Highway 36 has no shoulder, but it does have plenty of logging trucks and enormous RVs seemingly intent on driving my friends and I off the road. The asphalt radiates heat. The pace is relentless. Truck tires spit rocks at us. The uphill is a new kind of struggle. The downhill induces fear of spills on loose gravel. I realize that I can totally zone out while hiking. Road riding demands attention.
We stop every hour to check in with each other. One clear advantage of being on bikes is regularly passing through towns, which also means food and icy drinks. After riding for 20 miles, we stop in Mineral. We sit on the porch of the Mineral Lodge, laugh at how intense biking is, and eat food from our bags plus sodas and marshmallow fluff purchased at the convenience store.
We have 45 more miles until the town of Red Bluff.
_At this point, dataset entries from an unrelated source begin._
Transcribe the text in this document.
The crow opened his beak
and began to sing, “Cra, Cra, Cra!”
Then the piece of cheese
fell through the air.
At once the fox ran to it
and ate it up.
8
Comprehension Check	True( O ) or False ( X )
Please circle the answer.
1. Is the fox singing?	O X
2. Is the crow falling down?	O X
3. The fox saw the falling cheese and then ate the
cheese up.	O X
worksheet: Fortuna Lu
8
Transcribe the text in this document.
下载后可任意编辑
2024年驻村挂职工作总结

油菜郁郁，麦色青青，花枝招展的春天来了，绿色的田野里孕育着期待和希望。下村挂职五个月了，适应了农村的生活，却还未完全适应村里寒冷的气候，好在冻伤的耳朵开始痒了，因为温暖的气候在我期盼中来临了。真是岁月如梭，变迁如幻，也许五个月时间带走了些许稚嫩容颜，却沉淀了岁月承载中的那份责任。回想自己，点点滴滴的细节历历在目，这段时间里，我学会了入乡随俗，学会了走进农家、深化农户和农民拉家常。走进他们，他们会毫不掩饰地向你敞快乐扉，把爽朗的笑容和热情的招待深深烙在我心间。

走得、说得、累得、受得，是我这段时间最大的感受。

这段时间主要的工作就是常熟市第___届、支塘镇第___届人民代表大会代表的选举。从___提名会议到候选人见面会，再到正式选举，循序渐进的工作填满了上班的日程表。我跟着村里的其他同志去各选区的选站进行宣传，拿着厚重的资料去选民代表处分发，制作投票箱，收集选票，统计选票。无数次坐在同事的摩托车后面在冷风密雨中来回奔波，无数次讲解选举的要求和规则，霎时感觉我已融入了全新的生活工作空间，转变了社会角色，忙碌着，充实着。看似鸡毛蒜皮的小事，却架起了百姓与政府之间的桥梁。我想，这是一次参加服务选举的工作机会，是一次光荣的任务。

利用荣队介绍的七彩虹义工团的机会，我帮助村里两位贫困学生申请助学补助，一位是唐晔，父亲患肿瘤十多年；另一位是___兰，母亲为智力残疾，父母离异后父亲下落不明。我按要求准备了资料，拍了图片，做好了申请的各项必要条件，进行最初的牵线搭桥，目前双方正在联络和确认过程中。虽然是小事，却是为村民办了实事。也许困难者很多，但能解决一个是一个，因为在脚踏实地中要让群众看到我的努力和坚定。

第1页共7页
I want to make it the whole way – 75 miles. My bike messengering muscle-memory begins to kick in and things get somewhat easier. My biggest issue: the bike seat. Between the four of us, we have one good seat, one ok seat, one terrible seat, and one seat that makes your genitals go numb. This is the one I’m current using. I have to constantly fidget. Eventually, I can no longer find any comfortable position.
We continue riding in the dust turned up by cars through the dry and tired landscape. It’s close to 100 degrees. It’s like when we all first started hiking. We’re getting hangry – irritable from hunger. We approach what looks like a vertical climb ahead. My cohort can’t take it and turns off to camp just past a trailhead at the side of the road. I follow them, but it doesn’t feel right to me. I still have at least ten more miles left in me. I leave them and start the climb. Strangely, it’s an optical illusion. The hill is gentler than it appears. I speed up, past cow pastures, an archery club and into the outskirts of Red Bluff. I see signs, side by side, for custom butchering and hydroponics. Northern California is a strange mix of gerrymandering Jeffersonians and weed growers. I text my friends that I’m in Red Bluff.
I continue over a mostly dry river to downtown Red Bluff and into a farmers market. It’s very charming. An organic fruit farmer hands me two pluots and a peach. I get a shave ice. I want to put my entire body in the cone. I find a cheap motel with a swimming pool. I dive in. The rode stress dissolves. The trail re-emerges.
I get a text from Gizmo. They’re on their way.